Even with the shadow of the 777X delay, Boeing posted strong financial results for the quarter ending September.

Revenue jumped 30% to US$23.27bn, beating analyst forecasts of US$21.97bn. The business also recorded positive free cash flow of  US$238m, a critical signal for investors and the first such improvement since 2023.

Aircraft deliveries also marked strong performance. Boeing handed over 55 aircraft in September, the best monthly result since 2018. It represents a notable jump from the 33 aircraft delivered in the same period last year, when a labour strike involving 33,000 workers disrupted output across the Pacific Northwest region. 

However, the quarter also saw Boeing post an adjusted loss of US$7.47 per share, deeper than analyst expectations of a US$4.59 loss. The scale of this loss highlights the financial strain of its ongoing production and certification challenges.

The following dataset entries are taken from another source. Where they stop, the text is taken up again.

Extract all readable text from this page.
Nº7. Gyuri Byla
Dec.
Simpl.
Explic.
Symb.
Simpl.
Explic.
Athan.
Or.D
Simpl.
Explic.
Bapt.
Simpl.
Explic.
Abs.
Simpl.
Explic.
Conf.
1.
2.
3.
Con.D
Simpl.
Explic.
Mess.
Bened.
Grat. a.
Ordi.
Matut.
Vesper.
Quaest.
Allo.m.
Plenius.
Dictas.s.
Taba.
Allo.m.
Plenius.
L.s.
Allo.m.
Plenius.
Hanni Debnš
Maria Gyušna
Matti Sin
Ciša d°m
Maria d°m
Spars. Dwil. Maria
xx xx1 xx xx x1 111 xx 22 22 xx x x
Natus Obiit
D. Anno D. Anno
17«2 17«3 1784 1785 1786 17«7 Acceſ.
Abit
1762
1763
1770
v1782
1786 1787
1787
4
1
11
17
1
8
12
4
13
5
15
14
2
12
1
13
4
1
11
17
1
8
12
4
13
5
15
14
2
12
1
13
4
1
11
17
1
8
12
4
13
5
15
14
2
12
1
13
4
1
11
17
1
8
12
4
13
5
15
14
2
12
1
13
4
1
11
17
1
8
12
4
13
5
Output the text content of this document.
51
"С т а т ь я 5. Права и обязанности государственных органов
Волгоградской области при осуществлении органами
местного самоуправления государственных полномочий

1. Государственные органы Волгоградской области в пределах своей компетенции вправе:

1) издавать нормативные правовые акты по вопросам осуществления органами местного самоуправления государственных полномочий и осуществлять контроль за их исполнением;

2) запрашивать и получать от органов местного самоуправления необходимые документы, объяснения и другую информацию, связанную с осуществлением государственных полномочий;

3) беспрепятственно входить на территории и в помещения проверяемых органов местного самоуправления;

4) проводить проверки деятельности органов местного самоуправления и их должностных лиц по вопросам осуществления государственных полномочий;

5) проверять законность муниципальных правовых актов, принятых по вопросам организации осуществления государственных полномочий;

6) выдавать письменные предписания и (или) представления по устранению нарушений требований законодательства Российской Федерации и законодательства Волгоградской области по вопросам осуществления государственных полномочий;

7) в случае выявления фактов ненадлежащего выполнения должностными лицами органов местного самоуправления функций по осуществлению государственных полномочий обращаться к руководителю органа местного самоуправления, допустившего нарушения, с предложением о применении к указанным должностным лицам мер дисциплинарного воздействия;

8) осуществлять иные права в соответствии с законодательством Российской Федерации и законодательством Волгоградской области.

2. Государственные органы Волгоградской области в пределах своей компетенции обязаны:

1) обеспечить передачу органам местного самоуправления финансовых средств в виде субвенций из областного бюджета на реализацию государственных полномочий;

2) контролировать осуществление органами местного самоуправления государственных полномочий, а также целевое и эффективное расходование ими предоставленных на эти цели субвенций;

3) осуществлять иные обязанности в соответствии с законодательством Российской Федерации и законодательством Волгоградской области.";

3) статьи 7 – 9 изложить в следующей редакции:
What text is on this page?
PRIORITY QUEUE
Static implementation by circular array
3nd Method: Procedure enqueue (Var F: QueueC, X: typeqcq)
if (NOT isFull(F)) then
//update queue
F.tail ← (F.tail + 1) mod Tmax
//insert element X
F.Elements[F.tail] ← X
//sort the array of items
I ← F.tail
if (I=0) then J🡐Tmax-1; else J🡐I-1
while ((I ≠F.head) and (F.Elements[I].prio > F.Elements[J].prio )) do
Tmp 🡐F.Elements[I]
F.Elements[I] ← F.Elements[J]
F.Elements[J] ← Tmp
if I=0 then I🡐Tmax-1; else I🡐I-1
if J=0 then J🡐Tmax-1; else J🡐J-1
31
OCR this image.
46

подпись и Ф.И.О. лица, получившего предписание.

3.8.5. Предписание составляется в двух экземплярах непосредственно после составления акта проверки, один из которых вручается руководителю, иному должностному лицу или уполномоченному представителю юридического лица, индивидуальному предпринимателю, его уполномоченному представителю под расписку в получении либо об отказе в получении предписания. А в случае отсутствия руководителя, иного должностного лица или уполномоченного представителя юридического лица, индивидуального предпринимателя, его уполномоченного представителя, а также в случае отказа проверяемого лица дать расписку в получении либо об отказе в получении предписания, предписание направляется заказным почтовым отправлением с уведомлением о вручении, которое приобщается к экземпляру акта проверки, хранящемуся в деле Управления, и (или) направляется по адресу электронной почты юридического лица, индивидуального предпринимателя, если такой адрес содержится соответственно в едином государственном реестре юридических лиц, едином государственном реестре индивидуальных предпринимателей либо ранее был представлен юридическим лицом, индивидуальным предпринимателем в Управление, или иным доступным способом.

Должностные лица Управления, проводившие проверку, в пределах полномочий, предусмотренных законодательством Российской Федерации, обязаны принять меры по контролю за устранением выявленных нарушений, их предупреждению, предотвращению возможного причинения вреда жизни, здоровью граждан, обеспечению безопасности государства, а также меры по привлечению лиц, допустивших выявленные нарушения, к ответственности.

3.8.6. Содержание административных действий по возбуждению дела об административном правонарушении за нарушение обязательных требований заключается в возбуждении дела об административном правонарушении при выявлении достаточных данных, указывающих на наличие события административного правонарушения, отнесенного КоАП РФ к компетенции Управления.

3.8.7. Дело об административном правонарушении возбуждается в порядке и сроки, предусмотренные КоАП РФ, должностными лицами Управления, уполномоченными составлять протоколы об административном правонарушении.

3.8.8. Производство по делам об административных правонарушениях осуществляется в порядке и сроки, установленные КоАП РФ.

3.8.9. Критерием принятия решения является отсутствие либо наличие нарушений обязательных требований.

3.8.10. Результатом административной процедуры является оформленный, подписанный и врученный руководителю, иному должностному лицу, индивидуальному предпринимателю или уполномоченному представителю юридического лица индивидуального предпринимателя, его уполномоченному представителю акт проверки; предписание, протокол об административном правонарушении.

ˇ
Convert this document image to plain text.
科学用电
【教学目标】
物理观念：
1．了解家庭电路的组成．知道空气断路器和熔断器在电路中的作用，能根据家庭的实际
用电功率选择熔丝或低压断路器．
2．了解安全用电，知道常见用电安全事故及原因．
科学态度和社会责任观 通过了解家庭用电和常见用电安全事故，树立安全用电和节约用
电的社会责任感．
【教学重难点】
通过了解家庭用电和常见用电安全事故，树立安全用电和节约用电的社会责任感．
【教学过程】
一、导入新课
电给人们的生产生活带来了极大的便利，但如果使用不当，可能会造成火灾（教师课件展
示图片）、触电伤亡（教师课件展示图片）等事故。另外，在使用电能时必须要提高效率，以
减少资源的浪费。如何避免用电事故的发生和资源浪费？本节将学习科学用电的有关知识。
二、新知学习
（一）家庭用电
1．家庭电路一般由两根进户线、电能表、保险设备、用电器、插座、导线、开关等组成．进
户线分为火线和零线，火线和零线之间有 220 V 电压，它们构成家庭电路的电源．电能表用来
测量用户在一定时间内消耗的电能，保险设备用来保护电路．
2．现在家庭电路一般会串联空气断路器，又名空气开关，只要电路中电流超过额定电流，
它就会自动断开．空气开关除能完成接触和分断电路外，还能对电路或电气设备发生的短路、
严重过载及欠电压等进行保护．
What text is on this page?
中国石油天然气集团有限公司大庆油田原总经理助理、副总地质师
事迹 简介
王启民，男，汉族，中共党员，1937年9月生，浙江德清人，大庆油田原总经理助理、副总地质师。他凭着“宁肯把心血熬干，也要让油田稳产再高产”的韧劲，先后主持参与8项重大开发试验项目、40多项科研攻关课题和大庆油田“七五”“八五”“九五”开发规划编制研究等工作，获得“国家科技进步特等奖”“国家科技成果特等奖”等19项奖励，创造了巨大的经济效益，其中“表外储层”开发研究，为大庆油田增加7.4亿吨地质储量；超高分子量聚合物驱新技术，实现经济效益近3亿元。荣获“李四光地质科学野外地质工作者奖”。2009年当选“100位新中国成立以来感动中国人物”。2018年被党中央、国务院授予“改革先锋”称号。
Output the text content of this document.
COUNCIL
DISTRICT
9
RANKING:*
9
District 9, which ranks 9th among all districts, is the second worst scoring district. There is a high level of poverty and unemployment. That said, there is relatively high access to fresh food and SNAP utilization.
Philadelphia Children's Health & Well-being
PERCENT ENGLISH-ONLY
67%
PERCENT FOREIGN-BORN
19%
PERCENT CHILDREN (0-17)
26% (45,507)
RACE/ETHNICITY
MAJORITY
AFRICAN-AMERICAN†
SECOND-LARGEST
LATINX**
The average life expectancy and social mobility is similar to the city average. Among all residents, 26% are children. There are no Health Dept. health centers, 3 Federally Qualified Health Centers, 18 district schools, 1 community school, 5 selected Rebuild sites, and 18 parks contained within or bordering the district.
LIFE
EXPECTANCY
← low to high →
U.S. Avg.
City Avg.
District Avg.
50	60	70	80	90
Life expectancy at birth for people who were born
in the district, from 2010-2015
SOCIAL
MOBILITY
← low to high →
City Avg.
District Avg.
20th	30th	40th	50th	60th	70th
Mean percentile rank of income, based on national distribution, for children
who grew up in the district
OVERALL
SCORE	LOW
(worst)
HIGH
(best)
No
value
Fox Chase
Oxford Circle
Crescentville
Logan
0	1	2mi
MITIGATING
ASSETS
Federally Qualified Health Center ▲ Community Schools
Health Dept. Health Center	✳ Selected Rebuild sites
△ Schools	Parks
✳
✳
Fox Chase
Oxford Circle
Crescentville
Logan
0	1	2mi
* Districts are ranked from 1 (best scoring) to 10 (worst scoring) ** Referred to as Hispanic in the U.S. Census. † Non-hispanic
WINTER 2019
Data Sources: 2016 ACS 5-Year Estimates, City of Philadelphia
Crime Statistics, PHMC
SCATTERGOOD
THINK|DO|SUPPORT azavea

Boeing is pivoting to a widebody aircraft strategy. Picture: Getty Images

Trust, culture and safety remain in focus

Beyond production delays and financial swings, Boeing continues to address trust and safety concerns.

A safety incident in January 2024, where a door panel detached mid-flight on a 737 MAX, prompted the US Federal Aviation Administration to impose a cap on production. That monthly limit of 38 jets was only lifted after careful review, with Boeing now targeting 42 monthly units.

The company has also faced industrial challenges. In August, more than 3,000 staff at two defence units staged a walkout, while a seven-week strike in 2024 saw 30,000 commercial aircraft workers seek improvements in pay and working conditions.

Kelly reiterates his commitment to restoring confidence, adding that the business is working to "stabilise our operations to fully recover our company's performance". His agenda includes repairing Boeing's internal culture, focusing on safety and regaining trust across the aviation ecosystem.

The widebody aircraft space remains competitive and Boeing cannot afford further delay. While financial indicators show resilience, trust remains a long-term rebuild.